Nas duas semanas decorrentes antes da cerimônia pública, não houve casos criminalísticos em Amsterdã ou em qualquer outra parte da Holanda. O país se mobilizou perante as manchetes de roubo e prisão de Sofia, como se ela tivesse morrido e os cidadãos se encontravam em silêncio e luto profundo. Até mesmo os mal-feitores se pararam. Todos os dias que ia para a delegacia para consultar se havia algum caso, apenas terminava jogando xadrez com Van Persen, ou tomando chá com alguns administradores, pela falta de casos. Até que o grande dia da cerimônia chegou, batendo na minha porta como um furacão de emoções indelicado.
Quando cheguei no local marcado pelo Rei, a praça estava maciça de tantas pessoas que não possível enxergar o chão. Subi no altar e lá estava o oficial, em seu melhor traje á rigor, neste, pendia seu distintivo, e também o Rei, bem-vestido como de costume.
— Estes, meus cidadãos, foram os homens que solucionaram todo este caso e que fizeram possível a recuperação meu bem mais precioso, que me designa um digno rei! — exclamou o monarca para toda a multidão agitada — Então, como prova de minha gratidão, os reconhecerei como civis de alta dignidade e honestidade, os prestigiando com estas medalhas douradas.
Eu e Fritz fitávamos a multidão calorosa, ele com um sorriso, eu estava sério. Houve uma pausa das falas de efeito do Rei, para que este tirasse de uma maleta de couro com o interior avermelhado de veludo, as nossas medalhas — que se encaixavam no tecido como um molde projetado. O Rei, então, caminhou no altar, e pôs o medalhão na envoltura do pescoço do oficial e balbuciou algumas palavras de honra, as quais fui ensurdecido pelo nervosismo. Por fim, chegou a minha fez, e fazendo como meu abaixasse para que fosse possível a ação, ele me dirigiu umas palavras de gratidão e honra, e me atrevi:
— Vossa Majestade, se me permite, devo perguntar como acabaram os criminosos?
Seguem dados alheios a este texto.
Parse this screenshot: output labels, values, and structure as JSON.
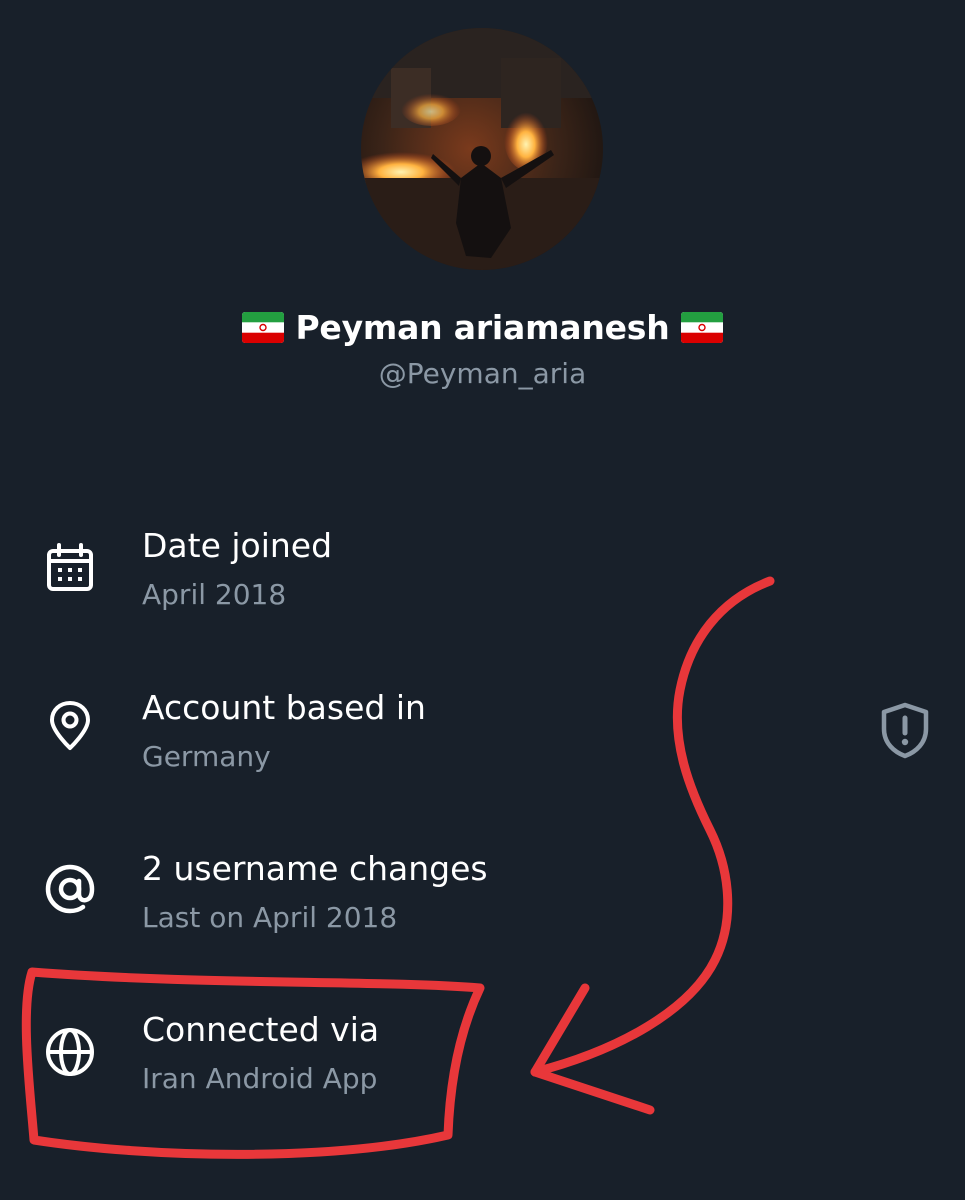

— Você não deveria se dar o trabalho da preocupação, mas já que tem o interesse: Sofia teve o rumo da prisão perpétua, quem deixei os juízes julgarem por crime a autoridade máxima da nação. O português mentiroso, Vasco de Montra, foi condenado á pena de morte.
— Pena de morte? — exclamei, tentando manter o tom de voz baixo — Mas isto não é abolido aqui na Holanda?
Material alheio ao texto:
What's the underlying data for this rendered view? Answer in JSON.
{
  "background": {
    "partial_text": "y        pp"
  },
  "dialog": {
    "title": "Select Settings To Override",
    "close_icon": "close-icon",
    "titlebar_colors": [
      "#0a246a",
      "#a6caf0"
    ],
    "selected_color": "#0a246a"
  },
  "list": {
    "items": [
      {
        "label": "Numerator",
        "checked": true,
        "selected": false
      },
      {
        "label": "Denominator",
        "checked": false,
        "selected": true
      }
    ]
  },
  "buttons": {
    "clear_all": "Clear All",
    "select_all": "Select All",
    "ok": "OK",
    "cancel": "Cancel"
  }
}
— Sim. Mas como autoridade máxima, eu mesmo quis tratar do negócio dele. E também, ele nunca foi um cidadão holandês, sempre foi ilegal. Portanto, pertence a Portugal, onde a pena de morte é exercida, então o tratei como cidadão digno português.
— Certamente — silabei, com um pouco medo nas palavras anteriormente ditas do Rei.
Quando tudo estava acabado, as medalhas recebidas e estávamos de pé para a multidão, deixei o nervosismo de lado, pois em nada me ajudaria. Então, decidi curtir o momento, apreciar os sentimentos vitoriosos que invadiam meu peito naquela sucessão de acontecimentos históricos. E como isto mudaria minha vida daqui para frente, estaria estampado nas manchetes de jornais famosos e reconhecidos mundialmente: "O detetive que solucionou o caso da coroa holandesa". Eu seria um fenômeno,e a carga de responsabilidade em cima de minha pessoa seria enorme, tinha de estar preparado para estas proporções; E concluindo me toquei, o quão gratificante é o retorno de meu trabalho bem exercido. E que me orgulho dele e de meu patriotismo que sempre fiz questão de possuir.